Para pejabat di daerah juga diminta menjaga keteladanan integritas, termasuk dalam kehidupan keluarga, dengan menerapkan pola hidup sederhana, tegas, dan bertanggung jawab.

Tantangan Baru untuk Kejaksaan Aceh

Dengan dilantiknya Teuku Rahmatsyah sebagai Kajati Aceh, kepemimpinan Kejaksaan Tinggi Aceh memasuki babak baru. Amanat Jaksa Agung menjadi pesan penting bagi Kajati baru dalam menghadapi dinamika penegakan hukum di Aceh.

Selain memastikan penegakan hukum berjalan profesional, Kajati juga dituntut mampu membangun komunikasi dengan pemerintah daerah dan unsur Forkopimda tanpa mengurangi independensi institusi penegak hukum.

Di tengah tuntutan masyarakat terhadap transparansi dan akuntabilitas penegakan hukum, kepemimpinan Kajati Aceh diharapkan mampu memperkuat kepercayaan publik terhadap institusi Kejaksaan.

Sementara itu, kepada para pejabat eselon II yang baru dilantik, Jaksa Agung meminta agar segera memahami tugas, fungsi, dan kewenangan masing-masing. Mereka juga diminta mengevaluasi kinerja satuan kerja untuk memetakan kekuatan dan kelemahan sebagai dasar penyusunan strategi kerja.

“Sinergi dan komunikasi yang terbuka antarbidang harus diperkuat guna mencegah tumpang tindih kewenangan serta mempercepat penyelesaian tugas,” kata ST Burhanuddin.

Ia menegaskan seluruh jajaran eselon II harus mendukung kebijakan strategis Kejaksaan dengan tetap berpedoman pada prinsip tata kelola pemerintahan yang baik atau good governance.

Pada kesempatan tersebut, Jaksa Agung juga menyampaikan apresiasi dan terima kasih kepada para pejabat lama atas pengabdian selama menjalankan tugas.

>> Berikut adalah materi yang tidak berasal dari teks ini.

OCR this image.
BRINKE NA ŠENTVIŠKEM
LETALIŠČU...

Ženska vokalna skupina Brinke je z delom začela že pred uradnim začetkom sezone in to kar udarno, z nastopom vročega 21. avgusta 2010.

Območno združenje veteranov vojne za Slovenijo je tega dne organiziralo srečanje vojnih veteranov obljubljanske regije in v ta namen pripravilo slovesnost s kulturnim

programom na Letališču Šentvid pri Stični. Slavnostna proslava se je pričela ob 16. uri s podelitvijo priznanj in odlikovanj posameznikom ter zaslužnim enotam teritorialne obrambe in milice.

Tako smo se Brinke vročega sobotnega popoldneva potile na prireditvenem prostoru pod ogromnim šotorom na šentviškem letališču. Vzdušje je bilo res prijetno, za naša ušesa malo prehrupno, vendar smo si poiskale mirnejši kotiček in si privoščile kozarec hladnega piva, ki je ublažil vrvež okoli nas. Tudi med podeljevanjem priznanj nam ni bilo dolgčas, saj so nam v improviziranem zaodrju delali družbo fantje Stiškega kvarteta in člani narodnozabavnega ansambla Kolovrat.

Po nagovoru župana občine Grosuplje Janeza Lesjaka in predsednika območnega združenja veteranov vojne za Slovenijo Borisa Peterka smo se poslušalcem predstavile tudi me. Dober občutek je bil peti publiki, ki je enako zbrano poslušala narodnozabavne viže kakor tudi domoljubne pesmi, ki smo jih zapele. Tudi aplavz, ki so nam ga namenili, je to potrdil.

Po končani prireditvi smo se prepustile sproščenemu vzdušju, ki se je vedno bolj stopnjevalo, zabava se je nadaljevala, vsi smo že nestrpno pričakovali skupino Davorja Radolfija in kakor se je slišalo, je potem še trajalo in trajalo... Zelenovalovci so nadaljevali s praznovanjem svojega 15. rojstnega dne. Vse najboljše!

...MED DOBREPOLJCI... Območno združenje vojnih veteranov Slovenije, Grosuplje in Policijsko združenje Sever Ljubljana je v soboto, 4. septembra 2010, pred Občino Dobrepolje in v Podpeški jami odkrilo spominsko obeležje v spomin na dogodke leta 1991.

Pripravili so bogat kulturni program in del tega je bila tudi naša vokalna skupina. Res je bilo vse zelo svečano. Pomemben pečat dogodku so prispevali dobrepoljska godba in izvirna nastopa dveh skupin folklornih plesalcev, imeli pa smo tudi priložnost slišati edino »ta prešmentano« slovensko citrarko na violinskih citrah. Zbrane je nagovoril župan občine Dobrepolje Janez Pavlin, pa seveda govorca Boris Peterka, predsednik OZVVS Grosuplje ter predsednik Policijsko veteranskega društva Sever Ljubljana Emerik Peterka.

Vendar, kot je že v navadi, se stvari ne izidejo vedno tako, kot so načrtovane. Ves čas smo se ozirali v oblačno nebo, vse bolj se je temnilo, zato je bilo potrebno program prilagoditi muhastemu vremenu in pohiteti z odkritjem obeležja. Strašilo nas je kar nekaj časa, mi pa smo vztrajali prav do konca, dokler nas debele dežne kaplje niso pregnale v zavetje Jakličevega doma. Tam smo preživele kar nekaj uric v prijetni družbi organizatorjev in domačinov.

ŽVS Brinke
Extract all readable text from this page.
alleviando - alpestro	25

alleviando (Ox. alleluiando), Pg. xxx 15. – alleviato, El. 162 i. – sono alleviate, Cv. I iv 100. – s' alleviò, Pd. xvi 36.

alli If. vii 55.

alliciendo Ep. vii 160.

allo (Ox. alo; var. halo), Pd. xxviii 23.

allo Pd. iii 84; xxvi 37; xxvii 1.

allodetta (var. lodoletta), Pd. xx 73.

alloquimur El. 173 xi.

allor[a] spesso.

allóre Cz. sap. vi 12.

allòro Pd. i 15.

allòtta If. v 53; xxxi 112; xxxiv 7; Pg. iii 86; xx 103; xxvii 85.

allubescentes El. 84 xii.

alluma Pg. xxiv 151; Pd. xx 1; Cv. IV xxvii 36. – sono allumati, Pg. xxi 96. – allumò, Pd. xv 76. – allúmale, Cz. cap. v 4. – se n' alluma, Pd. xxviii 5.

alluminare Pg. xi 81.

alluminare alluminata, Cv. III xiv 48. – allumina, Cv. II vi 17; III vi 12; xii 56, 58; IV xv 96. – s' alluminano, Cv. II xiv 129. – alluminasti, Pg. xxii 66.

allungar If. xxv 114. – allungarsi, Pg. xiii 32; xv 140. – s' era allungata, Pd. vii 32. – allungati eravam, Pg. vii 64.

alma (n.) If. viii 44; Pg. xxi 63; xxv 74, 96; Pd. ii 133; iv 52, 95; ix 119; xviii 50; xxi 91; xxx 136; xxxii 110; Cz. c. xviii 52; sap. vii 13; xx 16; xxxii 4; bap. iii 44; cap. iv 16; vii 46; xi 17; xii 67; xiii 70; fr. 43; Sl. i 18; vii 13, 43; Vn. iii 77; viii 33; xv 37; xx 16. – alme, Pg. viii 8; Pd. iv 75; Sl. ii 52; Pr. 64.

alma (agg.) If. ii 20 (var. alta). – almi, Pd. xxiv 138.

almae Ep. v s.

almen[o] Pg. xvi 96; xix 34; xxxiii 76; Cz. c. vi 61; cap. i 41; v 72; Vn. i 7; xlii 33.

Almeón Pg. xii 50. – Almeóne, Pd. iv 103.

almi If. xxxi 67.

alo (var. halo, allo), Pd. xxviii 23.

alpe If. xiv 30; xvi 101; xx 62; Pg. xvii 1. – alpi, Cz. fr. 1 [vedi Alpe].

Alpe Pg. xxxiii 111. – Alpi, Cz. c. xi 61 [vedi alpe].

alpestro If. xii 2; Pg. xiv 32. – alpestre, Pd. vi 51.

Ucapan serupa disampaikan kepada para istri pengurus Ikatan Adhyaksa Dharma Karini atas dukungan yang diberikan selama para pejabat menjalankan amanah.

“Ibarat matahari, jabatan pasti akan terbenam, tetapi cahaya pengabdian akan senantiasa menyala,” pungkasnya.

Pelantikan tersebut turut dihadiri Ketua Komisi Kejaksaan Republik Indonesia Prof. Dr. Pujiyono Suwadi, SH, MH, Wakil Jaksa Agung RI Prof. Dr. Asep N. Mulyana, SH, MHum, para Jaksa Agung Muda, para Kepala Badan, Staf Ahli Jaksa Agung, Ketua Tim Tenaga Ahli Jaksa Agung Dr. Barita Simanjuntak, SH, MH, CFrA, serta Ketua Umum Ikatan Adhyaksa Dharma Karini beserta jajaran.